Já na sessão vespertina será levado a plenário o projeto, que está em tramitação na Assembleia Legislativa desde o dia 15 de outubro do ano passado e compreende o orçamento fiscal dos três poderes, do Ministério Público, dos fundos, dos órgãos e entidades da administração direta e indireta, além das empresas estatais.

O projeto da LOA aponta, no caso da Previdência estadual, um déficit de R$ 1 bilhão e 397 milhões para este ano,  montante que o Estado terá que aportar em 2020 para a Previdência em função das novas regras.

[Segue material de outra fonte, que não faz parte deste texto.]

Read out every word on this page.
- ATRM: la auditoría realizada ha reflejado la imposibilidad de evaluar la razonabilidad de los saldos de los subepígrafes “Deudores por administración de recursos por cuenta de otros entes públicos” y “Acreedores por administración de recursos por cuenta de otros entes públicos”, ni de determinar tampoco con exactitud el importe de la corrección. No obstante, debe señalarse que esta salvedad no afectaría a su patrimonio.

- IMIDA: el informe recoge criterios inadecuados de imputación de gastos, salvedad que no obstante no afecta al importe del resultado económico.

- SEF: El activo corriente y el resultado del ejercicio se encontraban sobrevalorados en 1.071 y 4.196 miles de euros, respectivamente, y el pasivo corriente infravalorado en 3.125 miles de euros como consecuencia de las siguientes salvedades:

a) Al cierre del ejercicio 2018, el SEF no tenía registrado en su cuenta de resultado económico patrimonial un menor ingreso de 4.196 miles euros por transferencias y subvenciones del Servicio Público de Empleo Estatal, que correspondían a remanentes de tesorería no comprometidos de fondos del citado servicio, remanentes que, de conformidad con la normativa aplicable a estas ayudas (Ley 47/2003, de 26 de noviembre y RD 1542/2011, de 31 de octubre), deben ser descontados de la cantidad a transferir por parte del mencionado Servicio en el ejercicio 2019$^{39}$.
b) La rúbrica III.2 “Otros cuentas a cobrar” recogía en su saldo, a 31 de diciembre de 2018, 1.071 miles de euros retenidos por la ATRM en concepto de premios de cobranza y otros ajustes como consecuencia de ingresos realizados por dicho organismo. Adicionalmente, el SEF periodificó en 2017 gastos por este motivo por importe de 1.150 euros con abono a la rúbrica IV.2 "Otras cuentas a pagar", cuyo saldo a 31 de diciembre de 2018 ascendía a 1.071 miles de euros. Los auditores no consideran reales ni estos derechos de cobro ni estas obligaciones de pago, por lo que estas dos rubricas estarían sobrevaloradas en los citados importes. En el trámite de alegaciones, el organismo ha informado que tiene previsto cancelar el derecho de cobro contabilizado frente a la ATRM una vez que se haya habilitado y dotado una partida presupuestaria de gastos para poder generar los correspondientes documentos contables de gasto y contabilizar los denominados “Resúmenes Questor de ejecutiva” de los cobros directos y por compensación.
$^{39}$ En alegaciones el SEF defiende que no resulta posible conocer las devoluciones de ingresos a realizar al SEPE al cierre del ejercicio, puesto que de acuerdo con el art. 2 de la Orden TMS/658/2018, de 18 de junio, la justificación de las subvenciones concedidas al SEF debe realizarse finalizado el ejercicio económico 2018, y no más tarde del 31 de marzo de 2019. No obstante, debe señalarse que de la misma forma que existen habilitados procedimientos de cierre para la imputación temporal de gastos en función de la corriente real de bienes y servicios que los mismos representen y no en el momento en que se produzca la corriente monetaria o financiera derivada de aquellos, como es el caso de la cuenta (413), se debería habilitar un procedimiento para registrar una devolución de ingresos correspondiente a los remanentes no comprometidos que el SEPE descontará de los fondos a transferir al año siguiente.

A proposta – que traz uma renúncia fiscal para o próximo ano de R$ 6,3 bilhões e previsão de emendas no valor de R$ 78 milhões – reserva para o Executivo em 2020 a receita de R$ 17,752 bilhões. A maior fatia do orçamento é destinada para a Secretaria de Estado de Planejamento e Gestão, com R$ 4,149 bilhões. Em segundo lugar aparece a Secretaria de Estado de Segurança Pública, com R$ 3,431 bilhões.

Para a Assembleia Legislativa, a previsão de receita é de R$ 548 milhões. Para o Tribunal de Contas do Estado (TCE-MT) estão previstos R$ 365 milhões e para o Tribunal de Justiça de Mato Grosso (TJMT) pouco mais de  R$ 1,5 bi, incluídos os recursos do Funajuris.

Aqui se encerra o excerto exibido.